Google search & display ads
Search Ads: You know when you make a website search, and the first part of the page displays results with a little "ad" symbol next to them in the corner?
Those are Google Search Ads. Search ads are often used for people who want to capture a searcher's intent. Many people use search ads because they don't appear high enough on organic search results. With search ads, people bid on keywords or phrases related to their business. When people click on the ad associated with the keyword(s) you bid on, you pay Google.
Google search campaigns can be an effective advertising method, but you must think carefully about the budget. You want to think about what you are selling and how much you need to spend before someone makes a purchase.
Display Ads: Display ads are visual-based ads you have no doubt seen while visiting a blog, watching a YouTube video, or reading the news. While search ads are more related to intent, display ads will surface while you are busy doing other things.
Display ads can reach a large number of people across the Google Display network, and as such, are useful for expanding reach, brand, and staying top of mind.
Google Shopping Ads
Open a tab in Google and search for a product like "trail running shoes" or "organic coffee." You'll most likely see a list of images come up with vendor information and a small "ads" text in the top left corner. These are Google shopping ads.
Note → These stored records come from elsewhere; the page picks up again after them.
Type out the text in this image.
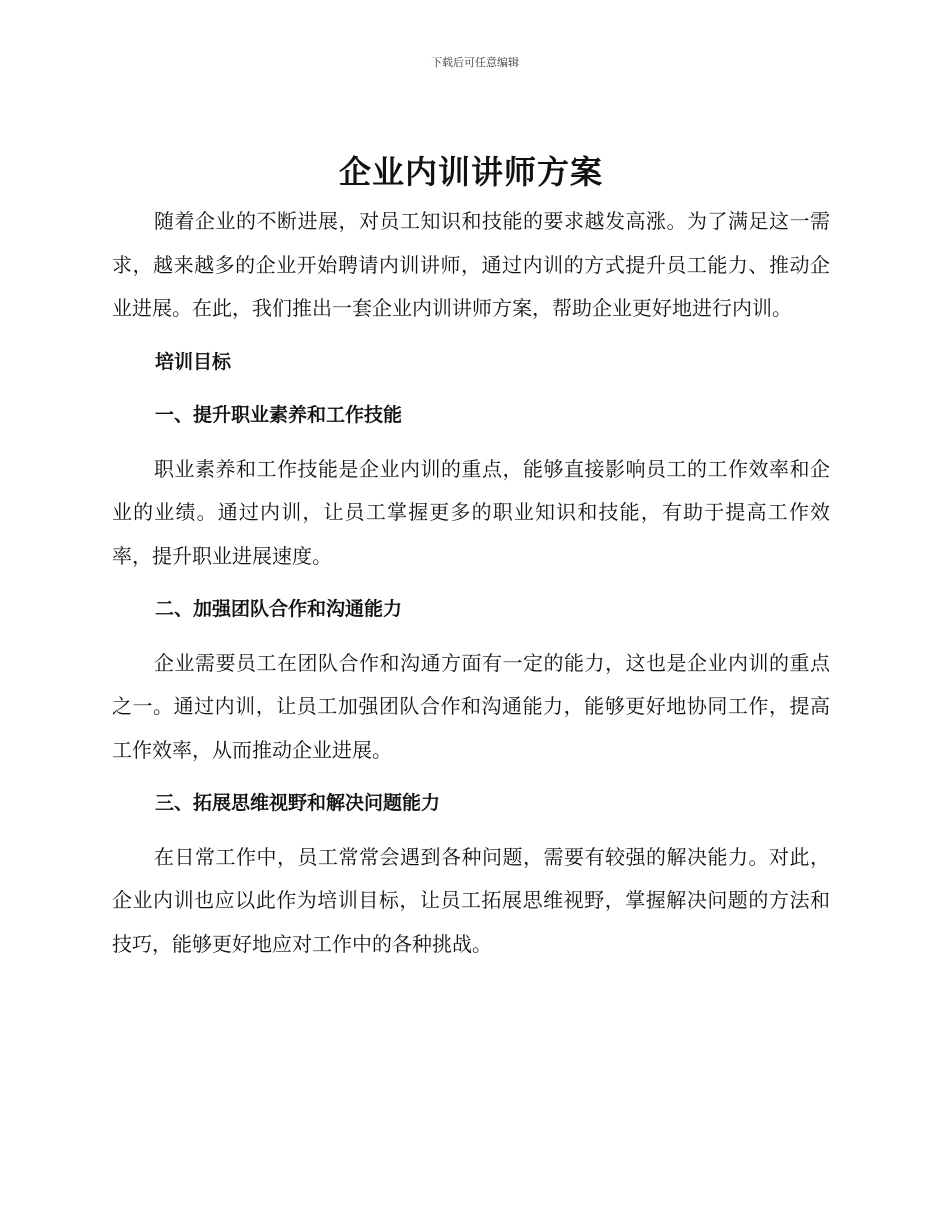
下载后可任意编辑
企业内训讲师方案

随着企业的不断进展，对员工知识和技能的要求越发高涨。为了满足这一需求，越来越多的企业开始聘请内训讲师，通过内训的方式提升员工能力、推动企业进展。在此，我们推出一套企业内训讲师方案，帮助企业更好地进行内训。

培训目标
一、提升职业素养和工作技能

职业素养和工作技能是企业内训的重点，能够直接影响员工的工作效率和企业的业绩。通过内训，让员工掌握更多的职业知识和技能，有助于提高工作效率，提升职业进展速度。

二、加强团队合作和沟通能力

企业需要员工在团队合作和沟通方面有一定的能力，这也是企业内训的重点之一。通过内训，让员工加强团队合作和沟通能力，能够更好地协同工作，提高工作效率，从而推动企业进展。

三、拓展思维视野和解决问题能力

在日常工作中，员工常常会遇到各种问题，需要有较强的解决能力。对此，企业内训也应以此作为培训目标，让员工拓展思维视野，掌握解决问题的方法和技巧，能够更好地应对工作中的各种挑战。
Shopping ads are the product ads that appear in Google search results.
Shopping ads require a Google Merchant Center account where you provide details about your products, and a Google Ads account to run your campaigns (budgets, bidding, etc.). Your Merchant Center feed provides Google with the information it needs to display your products in results.
Shopping, or product, ads work differently from search ads with regards to how Google decides to show them in a search query. Rather than bidding on keywords, Google will crawl your Merchant Center feed and your website to determine your product's relevancy in a search result.
Because of the highly visual nature of shopping ads, they can be an excellent choice for retailers. There are both paid and free shopping options available that are worth exploring.